Number of players: 2-4
Style of game: Worker placement and civilization building
Set-up time: approximately 10 minutes
Playtime: 90 minutes per player (3 hours for 2 players, 4.5 hours for 3 players, etc.)
End game/counting points/clean-up: 5 minutes
Complexity (1-10): 10
Category: Non-essential, good addition for heavy strategy

This game is definitely not for everybody.  The sheer amount of time that you have to devote to this game is staggering.  If it wasn’t for nice California weather, my girlfriend and I would have never been able to get through this game.  Our first game probably took anywhere from 5-8 hours.  After that, our game time went down to three hours.  We’ve played this game 1.3 times since our baby was born (we had to quit the second time we tried to play due to lack of brainpower).  Why does it take this long?

You are trying to build a civilization complete with wonders, technologies, leaders, government, and military.  During a couple sections of the game, you even start colonies.  Your goal is to end with the most culture points (victory points).  You start from near biblical times and work your way up to modern times. 

During your turn, you are limited to a set number of actions determined mainly by your government.  Your leaders, wonders, and technologies can influence the number of actions but mainly it is your type of government.  You work your way from despotism all the way through fascism, communism, and democracy.  During your turn, you can take cards from the card rows, play cards from your hands, or place workers to help gain resources.  Then you have your military actions where you can build up your military, play military cards, or draw an even card.  Each turn for each person consists of at least 6 actions that are pretty stressful.  As you advance your government, you gain more actions, which in turn makes the game longer.  There is a small dig at communism insofar as that it costs you happiness when you switch to communism.

The leader cards that you get change your strategy throughout the game.  They can make it easier to get new workers or give you extra military strength.  Once you get to different ages, the leaders get more powerful and give you various bonuses.  My girlfriend employs the William Shakespeare strategy where she uses him as the leader and gets extra culture points per turn for each of her theatres and other cultural buildings.  She nearly maxes out the amount of culture points you earn per turn in the middle of the game.  This has been hard to counteract outside of taking the William Shakespeare card before she can.

Your wonders give you culture points, happiness, extra actions and are just generally used as bonus cards.  They cost resources and actions to build but are generally worth it.
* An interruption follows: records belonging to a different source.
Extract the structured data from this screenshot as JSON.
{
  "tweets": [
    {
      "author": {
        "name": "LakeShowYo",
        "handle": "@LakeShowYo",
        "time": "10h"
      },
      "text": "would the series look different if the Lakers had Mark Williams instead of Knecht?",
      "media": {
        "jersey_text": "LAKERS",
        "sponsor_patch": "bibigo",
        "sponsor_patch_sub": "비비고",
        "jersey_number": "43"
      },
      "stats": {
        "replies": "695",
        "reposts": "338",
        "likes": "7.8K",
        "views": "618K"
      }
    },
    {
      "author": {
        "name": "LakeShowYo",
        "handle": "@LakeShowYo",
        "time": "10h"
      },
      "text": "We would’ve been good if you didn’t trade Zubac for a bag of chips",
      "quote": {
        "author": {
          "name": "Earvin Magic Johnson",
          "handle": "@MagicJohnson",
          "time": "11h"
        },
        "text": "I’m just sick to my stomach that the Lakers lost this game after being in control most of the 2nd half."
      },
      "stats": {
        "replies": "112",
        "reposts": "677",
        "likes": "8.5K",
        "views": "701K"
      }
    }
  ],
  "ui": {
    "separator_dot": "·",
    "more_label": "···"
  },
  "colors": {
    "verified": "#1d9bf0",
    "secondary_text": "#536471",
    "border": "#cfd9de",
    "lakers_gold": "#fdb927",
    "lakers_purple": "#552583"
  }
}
In the two player game, the military strength advantage is not nearly as important as it was when we played with three players.  The military advantage is mainly used for colonizing which gives you extra resources, victory points, or population.  In the three player game, there is an option to declare war.  Like the rules say, you can’t win merely by having the largest military but you can lose merely by having the weakest. 

There’s a lot of moving parts to this game which provides for a lot of strategy.  It reminds me a lot of playing Age of Empires on the computer except with a board game.  It starts off slow while you are building your resources and your initial civilization but by the time you get through your 1st age, you can see it really take shape.  Because of the time that it takes to play this game, you won’t find yourself playing this game back to back and because of the mental exhaustion it takes, you probably couldn’t even if you had the time.  Once you have played it a few times, you begin developing your own strategy to try to win the game.  After a few more, you are ready to counteract other people’s strategies.  Since the game is scored with culture points which are added at the end of the game and are added turn by turn, a three hour game can turn into a one or two point game.  There is nothing more depressing than seeing your civilization lose by 1 point after a three hour affair.  It’s a great game if you can afford both he price and the time.  If you don’t play the game consistently enough (at least once a month) you may find that you forget how to play just based on how many rules and moving parts there are to every turn.

Why it should be ranked higher:  Through the Ages is heavy on the strategy and very low on luck.  This is typically a type of game that I would love.  The civilization building aspect of the game is well-developed.  With all of the moving parts in the game, no two games are going to be the same and you can change your strategy on the fly.  At the end of the game, it really feels like the best player actually won the game.

Why it should be ranked lower: Time, time, and time.  In all honesty, I’m not sure when the next time I will be able to play this game, again.  It’s mentally draining to play this game.  As much as I like this game, I don’t have three hours to spend where I can play this game without neglecting my daughter.  It also is pro-capitalism with its forced unhappiness with communism.